Walmart is desperately trying to avoid one of Amazon's biggest problems
- Walmart is asking its vendors for more items that would sell online for at least $5, according to Reuters.
- This is part of an effort to avoid selling lower-priced items online.
- Selling cheap items online can result in a loss that is typically absorbed by big sellers like Amazon.
Walmart is going big online- but it's doing it in its own way.
Not content to sell lower-priced items at a loss, Walmart is asking its vendors to supply it with higher-priced items and brands to stock online, Reuters reported, citing people familiar with the matter.
The retailer told some of the world's largest consumer-goods producers - Procter & Gamble, Unilever, Kimberly-Clark, and Clorox - that it would prefer to sell items that cost at least $5, and ideally, more than $10.
The move comes as Walmart becomes more concerned about the costs of selling items online.
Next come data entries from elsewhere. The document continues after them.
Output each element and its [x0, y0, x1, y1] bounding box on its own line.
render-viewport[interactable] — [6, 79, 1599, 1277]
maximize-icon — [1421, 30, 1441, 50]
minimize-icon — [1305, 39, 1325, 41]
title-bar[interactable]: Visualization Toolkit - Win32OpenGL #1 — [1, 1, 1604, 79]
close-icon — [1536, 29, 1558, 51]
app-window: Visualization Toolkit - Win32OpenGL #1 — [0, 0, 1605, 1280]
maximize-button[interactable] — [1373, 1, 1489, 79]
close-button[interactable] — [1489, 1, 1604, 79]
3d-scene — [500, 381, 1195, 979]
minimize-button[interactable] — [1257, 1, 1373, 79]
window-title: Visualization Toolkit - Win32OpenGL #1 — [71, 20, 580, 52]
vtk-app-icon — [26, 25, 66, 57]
It would prefer to sell things that have a larger margin online, in order to better cushion the larger built-in costs of e-commerce.
"Walmart has started to understand it cannot make money if they offer the lowest prices online on every item and then spend $4 or $5 trying to ship it over," one supplier who attended meetings with Walmart told Reuters. "It is not sustainable and more importantly their shareholders won't allow it."
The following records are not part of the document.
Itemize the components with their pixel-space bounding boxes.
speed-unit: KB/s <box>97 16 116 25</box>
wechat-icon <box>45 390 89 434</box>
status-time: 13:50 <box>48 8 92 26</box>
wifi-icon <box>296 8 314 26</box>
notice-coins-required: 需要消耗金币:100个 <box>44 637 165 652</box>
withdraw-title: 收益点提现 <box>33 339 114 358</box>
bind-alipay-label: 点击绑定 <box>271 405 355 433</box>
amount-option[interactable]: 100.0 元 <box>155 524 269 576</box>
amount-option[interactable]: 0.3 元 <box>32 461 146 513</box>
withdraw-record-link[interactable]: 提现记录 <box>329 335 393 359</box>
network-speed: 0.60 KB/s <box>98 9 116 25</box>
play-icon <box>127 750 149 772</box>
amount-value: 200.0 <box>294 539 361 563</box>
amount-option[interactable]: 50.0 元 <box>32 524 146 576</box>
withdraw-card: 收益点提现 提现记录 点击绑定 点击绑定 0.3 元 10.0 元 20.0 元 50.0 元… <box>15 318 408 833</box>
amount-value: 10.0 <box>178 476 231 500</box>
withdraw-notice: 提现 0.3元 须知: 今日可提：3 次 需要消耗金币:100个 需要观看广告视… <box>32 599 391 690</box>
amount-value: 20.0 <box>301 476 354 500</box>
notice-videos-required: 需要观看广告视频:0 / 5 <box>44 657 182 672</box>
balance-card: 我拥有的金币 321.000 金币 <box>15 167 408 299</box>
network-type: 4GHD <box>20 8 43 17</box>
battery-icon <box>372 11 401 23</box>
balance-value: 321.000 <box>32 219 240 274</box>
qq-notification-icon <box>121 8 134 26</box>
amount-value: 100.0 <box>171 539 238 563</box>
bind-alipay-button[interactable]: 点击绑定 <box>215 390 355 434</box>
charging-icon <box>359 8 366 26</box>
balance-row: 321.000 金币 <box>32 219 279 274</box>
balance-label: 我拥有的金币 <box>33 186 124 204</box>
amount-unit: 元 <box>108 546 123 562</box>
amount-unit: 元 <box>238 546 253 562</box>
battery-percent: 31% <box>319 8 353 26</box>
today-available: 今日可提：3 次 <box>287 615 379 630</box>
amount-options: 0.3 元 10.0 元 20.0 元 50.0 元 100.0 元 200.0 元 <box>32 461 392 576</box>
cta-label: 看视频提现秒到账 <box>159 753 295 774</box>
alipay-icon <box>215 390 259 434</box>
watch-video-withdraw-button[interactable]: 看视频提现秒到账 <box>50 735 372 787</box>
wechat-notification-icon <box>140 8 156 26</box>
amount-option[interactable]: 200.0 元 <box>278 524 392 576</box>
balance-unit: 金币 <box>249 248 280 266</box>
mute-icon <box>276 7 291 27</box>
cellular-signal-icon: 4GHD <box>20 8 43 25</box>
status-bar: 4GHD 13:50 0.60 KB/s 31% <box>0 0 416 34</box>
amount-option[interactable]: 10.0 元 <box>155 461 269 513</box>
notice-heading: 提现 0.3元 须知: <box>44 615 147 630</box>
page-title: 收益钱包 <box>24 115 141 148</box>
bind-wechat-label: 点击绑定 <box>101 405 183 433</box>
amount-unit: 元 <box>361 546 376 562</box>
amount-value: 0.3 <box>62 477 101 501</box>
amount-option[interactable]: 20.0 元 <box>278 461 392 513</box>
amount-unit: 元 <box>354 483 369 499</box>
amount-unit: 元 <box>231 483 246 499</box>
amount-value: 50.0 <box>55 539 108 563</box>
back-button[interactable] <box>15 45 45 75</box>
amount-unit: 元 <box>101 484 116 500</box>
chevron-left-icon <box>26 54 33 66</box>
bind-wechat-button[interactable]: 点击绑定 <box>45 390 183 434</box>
This doesn't change Walmart's budget assortment in its stores. Still, the larger platform and unlimited shelves online allow it to offer a wider assortment of differently priced products there.
Walmart also dove headfirst into the murky water of free shipping, awarding the perk to every order $35 or over and allowing it to better compete with Amazon's two-day free shipping benefits for Prime members. Unlike Amazon, however, there is no membership fee that would cushion the blow for items that must be shipped at a loss.
In lieu of an order minimum, Amazon restricts some smaller, cheaper items to "add-on" only - which can be purchased only with an order of at least $25 - to try and avoid some losses. Still, there's no doubt that some of Amazon's shipments lose money for the company - a cost Amazon seems to be willing to bear if it increases customer loyalty.
Walmart's latest move seems to be part of a broader plan to move upmarket online and provide a broader assortment of goods. Last year, it announced a partnership with Lord & Taylor to offer higher-priced designer apparel and accessories on Walmart.com.